I arrived at the Montgomery Fairgrounds in Conroe about 30 miles north of the flooding on Labor Day weekend where our partners at Tyson Foods had established a base for their relief operations.
To witness firsthand the aftermath and the response to something like Hurricane Harvey in Texas will take your breath away. Driving into the affected area you cannot imagine the sheer scale of the devastation. We’re talking about hundreds of miles of destruction.
There’s a tremendous need for food in disasters like this. And egg farmers feed people. We had a couple of our members come forward right away, and within days we were receiving product and getting it into the hands of people who needed it. These people have lost nearly everything, and yet they’re so thankful for a simple meal.

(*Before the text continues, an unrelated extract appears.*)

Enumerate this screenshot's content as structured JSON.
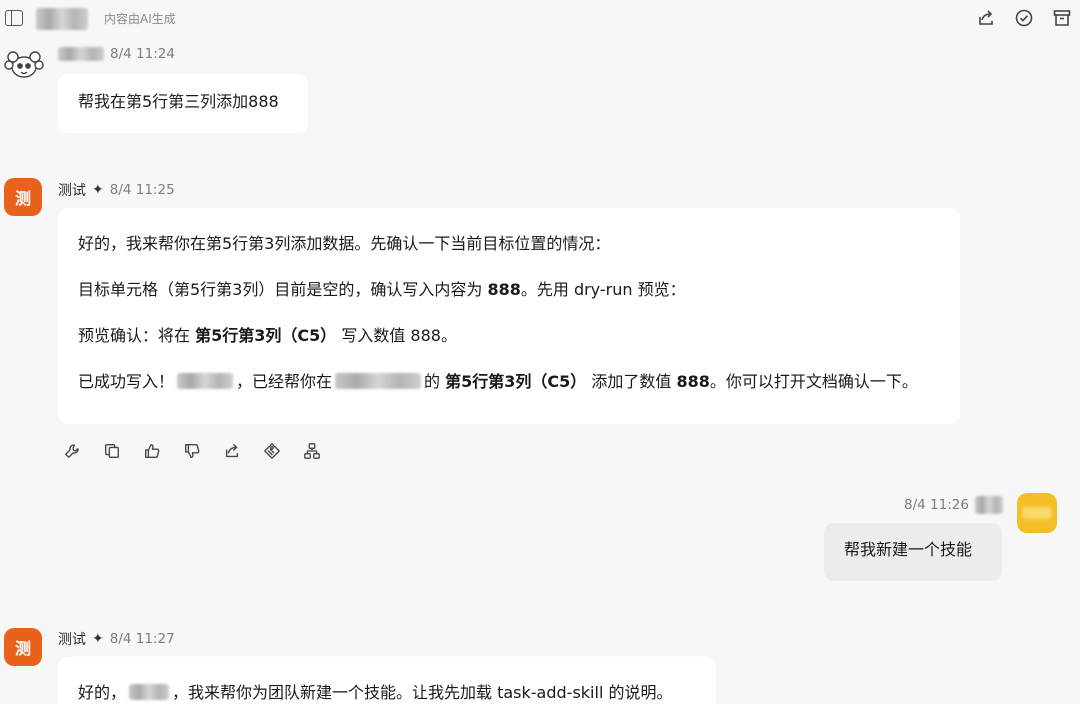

Conditions early in a disaster situation like this make it impossible to manage fresh eggs in the shell, but very quickly we found a way to get eggs to people. Whether it was scrambled eggs in a bag, hard-boiled eggs, liquid eggs, or protein packs, we distributed more than 27 pallets of product at last count.
There are so many people to thank here that I can’t possibly do them justice, but on behalf of the American Egg Board I’d like to thank our egg producers, our partners at Tyson Foods’ Meals that Matter® disaster relief program, our allied industries, and, at the local level, the Texas Egg Council and the Poultry Science Department at Texas A&M.
Lastly, thank you to those individuals who provided vehicles, who loaded and unloaded trucks, who delivered product — everyone who suited up and showed up. At the end of the day, this effort was entirely about people.
There’s more to do, of course. Those affected by Hurricane Harvey have a long road of recovery ahead, and our attention has now also turned to those who were caught in Irma’s path. There will be long-term needs and immediate ones. I think one of the lessons we learned from Harvey is that we can really be impactful as an industry in the short term.
In closing, we hope and pray that a catastrophe like this never happens again, but when it does there will be an opportunity for all of us to help.
Jeff Hardin, vice president of sales for Cal-Maine Foods, is chairman of the American Egg Board with offices in Chicago, Ill.